Docs » µAPM Deployment Guide » Smart Gateway cluster operations

Smart Gateway cluster operations 🔗

Graceful instance shutdown 🔗

To avoid data loss, Smart Gateway instances should be gracefully terminated by sending the process a SIGTERM signal and waiting for the process to terminate. Upon receipt of this signal, the Smart Gateway implements a graceful shutdown procedure that ensures it correctly drains its incoming connections and buffers, and transfers to the rest of the cluster any in-flight trace spans that still need to be analyzed.

Performing a rolling restart or upgrade 🔗

Important

When deploying a Smart Gateway cluster, instances with different major versions cannot be running in the same cluster, so it’s not possible to do a rolling upgrade to a new major version. You will need to completely stop the cluster and re-deploy it with the new version.

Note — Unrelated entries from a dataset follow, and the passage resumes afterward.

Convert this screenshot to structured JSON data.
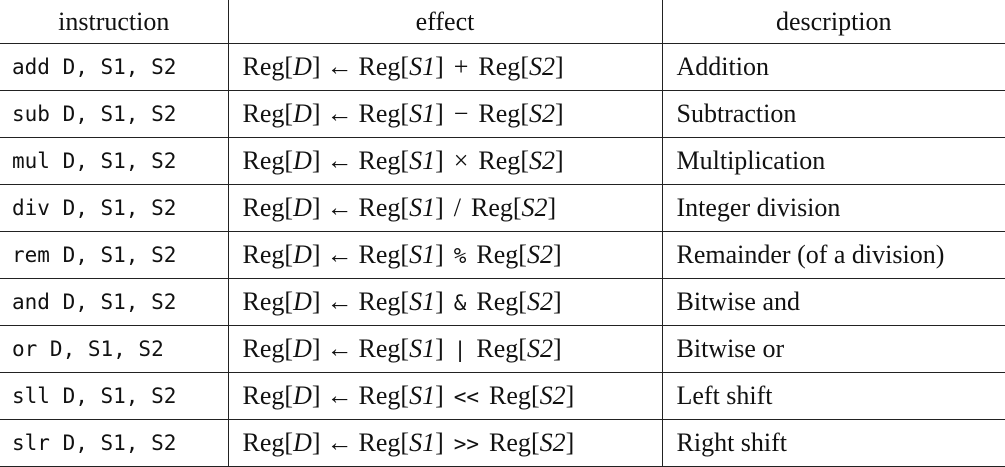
{
  "headers": [
    "instruction",
    "effect",
    "description"
  ],
  "rows": [
    {
      "instruction": "add D, S1, S2",
      "op": "+",
      "op_mono": false,
      "description": "Addition"
    },
    {
      "instruction": "sub D, S1, S2",
      "op": "−",
      "op_mono": false,
      "description": "Subtraction"
    },
    {
      "instruction": "mul D, S1, S2",
      "op": "×",
      "op_mono": false,
      "description": "Multiplication"
    },
    {
      "instruction": "div D, S1, S2",
      "op": "/",
      "op_mono": false,
      "description": "Integer division"
    },
    {
      "instruction": "rem D, S1, S2",
      "op": "%",
      "op_mono": true,
      "description": "Remainder (of a division)"
    },
    {
      "instruction": "and D, S1, S2",
      "op": "&",
      "op_mono": true,
      "description": "Bitwise and"
    },
    {
      "instruction": "or D, S1, S2",
      "op": "|",
      "op_mono": true,
      "description": "Bitwise or"
    },
    {
      "instruction": "sll D, S1, S2",
      "op": "<<",
      "op_mono": true,
      "description": "Left shift"
    },
    {
      "instruction": "slr D, S1, S2",
      "op": ">>",
      "op_mono": true,
      "description": "Right shift"
    }
  ],
  "effect_parts": {
    "reg": "Reg",
    "dest": "D",
    "src1": "S1",
    "src2": "S2",
    "arrow": "←",
    "open": "[",
    "close": "]"
  }
}
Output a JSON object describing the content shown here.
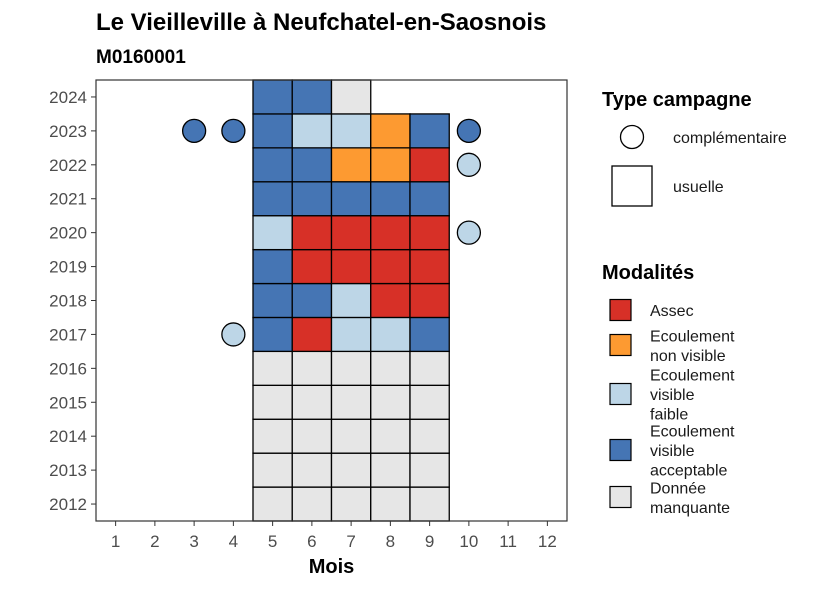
{
  "chart_data": {
    "type": "heatmap",
    "title": "Le Vieilleville à Neufchatel-en-Saosnois",
    "subtitle": "M0160001",
    "xlabel": "Mois",
    "ylabel": "",
    "x_ticks": [
      1,
      2,
      3,
      4,
      5,
      6,
      7,
      8,
      9,
      10,
      11,
      12
    ],
    "y_ticks": [
      2012,
      2013,
      2014,
      2015,
      2016,
      2017,
      2018,
      2019,
      2020,
      2021,
      2022,
      2023,
      2024
    ],
    "xlim": [
      0.5,
      12.5
    ],
    "ylim": [
      2011.5,
      2024.5
    ],
    "grid": false,
    "legend_position": "right",
    "legend_type": {
      "title": "Type campagne",
      "items": [
        {
          "key": "complementaire",
          "label": "complémentaire",
          "shape": "circle"
        },
        {
          "key": "usuelle",
          "label": "usuelle",
          "shape": "square"
        }
      ]
    },
    "legend_modalites": {
      "title": "Modalités",
      "items": [
        {
          "key": "assec",
          "lines": [
            "Assec"
          ],
          "color": "#d73027"
        },
        {
          "key": "ecoul_nv",
          "lines": [
            "Ecoulement",
            "non visible"
          ],
          "color": "#fd9a31"
        },
        {
          "key": "ecoul_vf",
          "lines": [
            "Ecoulement",
            "visible",
            "faible"
          ],
          "color": "#bdd6e7"
        },
        {
          "key": "ecoul_va",
          "lines": [
            "Ecoulement",
            "visible",
            "acceptable"
          ],
          "color": "#4575b4"
        },
        {
          "key": "nd",
          "lines": [
            "Donnée",
            "manquante"
          ],
          "color": "#e6e6e6"
        }
      ]
    },
    "points": [
      {
        "year": 2012,
        "month": 5,
        "type": "usuelle",
        "modalite": "nd"
      },
      {
        "year": 2012,
        "month": 6,
        "type": "usuelle",
        "modalite": "nd"
      },
      {
        "year": 2012,
        "month": 7,
        "type": "usuelle",
        "modalite": "nd"
      },
      {
        "year": 2012,
        "month": 8,
        "type": "usuelle",
        "modalite": "nd"
      },
      {
        "year": 2012,
        "month": 9,
        "type": "usuelle",
        "modalite": "nd"
      },
      {
        "year": 2013,
        "month": 5,
        "type": "usuelle",
        "modalite": "nd"
      },
      {
        "year": 2013,
        "month": 6,
        "type": "usuelle",
        "modalite": "nd"
      },
      {
        "year": 2013,
        "month": 7,
        "type": "usuelle",
        "modalite": "nd"
      },
      {
        "year": 2013,
        "month": 8,
        "type": "usuelle",
        "modalite": "nd"
      },
      {
        "year": 2013,
        "month": 9,
        "type": "usuelle",
        "modalite": "nd"
      },
      {
        "year": 2014,
        "month": 5,
        "type": "usuelle",
        "modalite": "nd"
      },
      {
        "year": 2014,
        "month": 6,
        "type": "usuelle",
        "modalite": "nd"
      },
      {
        "year": 2014,
        "month": 7,
        "type": "usuelle",
        "modalite": "nd"
      },
      {
        "year": 2014,
        "month": 8,
        "type": "usuelle",
        "modalite": "nd"
      },
      {
        "year": 2014,
        "month": 9,
        "type": "usuelle",
        "modalite": "nd"
      },
      {
        "year": 2015,
        "month": 5,
        "type": "usuelle",
        "modalite": "nd"
      },
      {
        "year": 2015,
        "month": 6,
        "type": "usuelle",
        "modalite": "nd"
      },
      {
        "year": 2015,
        "month": 7,
        "type": "usuelle",
        "modalite": "nd"
      },
      {
        "year": 2015,
        "month": 8,
        "type": "usuelle",
        "modalite": "nd"
      },
      {
        "year": 2015,
        "month": 9,
        "type": "usuelle",
        "modalite": "nd"
      },
      {
        "year": 2016,
        "month": 5,
        "type": "usuelle",
        "modalite": "nd"
      },
      {
        "year": 2016,
        "month": 6,
        "type": "usuelle",
        "modalite": "nd"
      },
      {
        "year": 2016,
        "month": 7,
        "type": "usuelle",
        "modalite": "nd"
      },
      {
        "year": 2016,
        "month": 8,
        "type": "usuelle",
        "modalite": "nd"
      },
      {
        "year": 2016,
        "month": 9,
        "type": "usuelle",
        "modalite": "nd"
      },
      {
        "year": 2017,
        "month": 4,
        "type": "complementaire",
        "modalite": "ecoul_vf"
      },
      {
        "year": 2017,
        "month": 5,
        "type": "usuelle",
        "modalite": "ecoul_va"
      },
      {
        "year": 2017,
        "month": 6,
        "type": "usuelle",
        "modalite": "assec"
      },
      {
        "year": 2017,
        "month": 7,
        "type": "usuelle",
        "modalite": "ecoul_vf"
      },
      {
        "year": 2017,
        "month": 8,
        "type": "usuelle",
        "modalite": "ecoul_vf"
      },
      {
        "year": 2017,
        "month": 9,
        "type": "usuelle",
        "modalite": "ecoul_va"
      },
      {
        "year": 2018,
        "month": 5,
        "type": "usuelle",
        "modalite": "ecoul_va"
      },
      {
        "year": 2018,
        "month": 6,
        "type": "usuelle",
        "modalite": "ecoul_va"
      },
      {
        "year": 2018,
        "month": 7,
        "type": "usuelle",
        "modalite": "ecoul_vf"
      },
      {
        "year": 2018,
        "month": 8,
        "type": "usuelle",
        "modalite": "assec"
      },
      {
        "year": 2018,
        "month": 9,
        "type": "usuelle",
        "modalite": "assec"
      },
      {
        "year": 2019,
        "month": 5,
        "type": "usuelle",
        "modalite": "ecoul_va"
      },
      {
        "year": 2019,
        "month": 6,
        "type": "usuelle",
        "modalite": "assec"
      },
      {
        "year": 2019,
        "month": 7,
        "type": "usuelle",
        "modalite": "assec"
      },
      {
        "year": 2019,
        "month": 8,
        "type": "usuelle",
        "modalite": "assec"
      },
      {
        "year": 2019,
        "month": 9,
        "type": "usuelle",
        "modalite": "assec"
      },
      {
        "year": 2020,
        "month": 5,
        "type": "usuelle",
        "modalite": "ecoul_vf"
      },
      {
        "year": 2020,
        "month": 6,
        "type": "usuelle",
        "modalite": "assec"
      },
      {
        "year": 2020,
        "month": 7,
        "type": "usuelle",
        "modalite": "assec"
      },
      {
        "year": 2020,
        "month": 8,
        "type": "usuelle",
        "modalite": "assec"
      },
      {
        "year": 2020,
        "month": 9,
        "type": "usuelle",
        "modalite": "assec"
      },
      {
        "year": 2020,
        "month": 10,
        "type": "complementaire",
        "modalite": "ecoul_vf"
      },
      {
        "year": 2021,
        "month": 5,
        "type": "usuelle",
        "modalite": "ecoul_va"
      },
      {
        "year": 2021,
        "month": 6,
        "type": "usuelle",
        "modalite": "ecoul_va"
      },
      {
        "year": 2021,
        "month": 7,
        "type": "usuelle",
        "modalite": "ecoul_va"
      },
      {
        "year": 2021,
        "month": 8,
        "type": "usuelle",
        "modalite": "ecoul_va"
      },
      {
        "year": 2021,
        "month": 9,
        "type": "usuelle",
        "modalite": "ecoul_va"
      },
      {
        "year": 2022,
        "month": 5,
        "type": "usuelle",
        "modalite": "ecoul_va"
      },
      {
        "year": 2022,
        "month": 6,
        "type": "usuelle",
        "modalite": "ecoul_va"
      },
      {
        "year": 2022,
        "month": 7,
        "type": "usuelle",
        "modalite": "ecoul_nv"
      },
      {
        "year": 2022,
        "month": 8,
        "type": "usuelle",
        "modalite": "ecoul_nv"
      },
      {
        "year": 2022,
        "month": 9,
        "type": "usuelle",
        "modalite": "assec"
      },
      {
        "year": 2022,
        "month": 10,
        "type": "complementaire",
        "modalite": "ecoul_vf"
      },
      {
        "year": 2023,
        "month": 3,
        "type": "complementaire",
        "modalite": "ecoul_va"
      },
      {
        "year": 2023,
        "month": 4,
        "type": "complementaire",
        "modalite": "ecoul_va"
      },
      {
        "year": 2023,
        "month": 5,
        "type": "usuelle",
        "modalite": "ecoul_va"
      },
      {
        "year": 2023,
        "month": 6,
        "type": "usuelle",
        "modalite": "ecoul_vf"
      },
      {
        "year": 2023,
        "month": 7,
        "type": "usuelle",
        "modalite": "ecoul_vf"
      },
      {
        "year": 2023,
        "month": 8,
        "type": "usuelle",
        "modalite": "ecoul_nv"
      },
      {
        "year": 2023,
        "month": 9,
        "type": "usuelle",
        "modalite": "ecoul_va"
      },
      {
        "year": 2023,
        "month": 10,
        "type": "complementaire",
        "modalite": "ecoul_va"
      },
      {
        "year": 2024,
        "month": 5,
        "type": "usuelle",
        "modalite": "ecoul_va"
      },
      {
        "year": 2024,
        "month": 6,
        "type": "usuelle",
        "modalite": "ecoul_va"
      },
      {
        "year": 2024,
        "month": 7,
        "type": "usuelle",
        "modalite": "nd"
      }
    ]
  }
}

You can restart and upgrade Smart Gateway clusters with no downtime by performing a rolling restart of the Smart Gateway instances. The safest approach to performing a rolling restart is to restart one instance at a time, waiting for the new process to join the cluster and reach steady state before moving on to the next instance. When restarting an instance within an existing established cluster, you should never use the seed cluster operation.

Follow the steps below to perform rolling restart or upgrade of a Smart Gateway cluster:

  • Identify a node to restart or upgrade.
  • Gracefully shut down the identified node by sending a SIGTERM signal to the Smart Gateway process.
  • Wait for the process to gracefully terminate.
  • Start the new replacement process; ensure that you use either a join or client cluster operation based on your desired cluster topology.
  • Wait for the process to start (HTTP requests to /healthz on the listener port should return 200 OK).

Performing an instance replacement 🔗

Small-scale, embedded Etcd clusters 🔗

When replacing an instance, or often when restarting an instance in a containerized environment, it is likely that the new instance will not have the same IP address as the instance it replaces. As cluster members’ IP addresses are embedded into the configuration’s TargetClusterAddresses field, it is important to understand the implications of replacing an instance.

Because the cluster members primarily learn about each other through Etcd, it is not required for the TargetClusterAddresses to be an always up-to-date and accurate list of the other members’ IP addresses. This list is only used when a Smart Gateway instance starts up and connects to an established cluster; once connected, all other coordination and cluster membership information is performed through Etcd. Therefore, the absolute minimum requirement for the TargetClusterAddresses list is that at least one of those IP addresses is a valid and active cluster instance that can be reached to establish this connection.

When replacing an instance, it is therefore not necessary to reconfigure and restart the rest of the cluster to make it aware of this new instance, as this discovery will happen through Etcd for all instances. The TargetClusterAddresses list might of course become stale in long-running instances. If the cluster has changed significantly since the last restart, we recommend that you refresh this part of the configuration with an up-to-date list before (re)starting a Smart Gateway process.

High-scale, external Etcd clusters 🔗

For high-scale clusters that leverage a distinct, standalone Etcd cluster, the replacement of a Smart Gateway instance does not require any specific reconfiguration or orchestration. Deploy and configure a new Smart Gateway instance as described in High-Scale Smart Gateway clusters and start it when ready.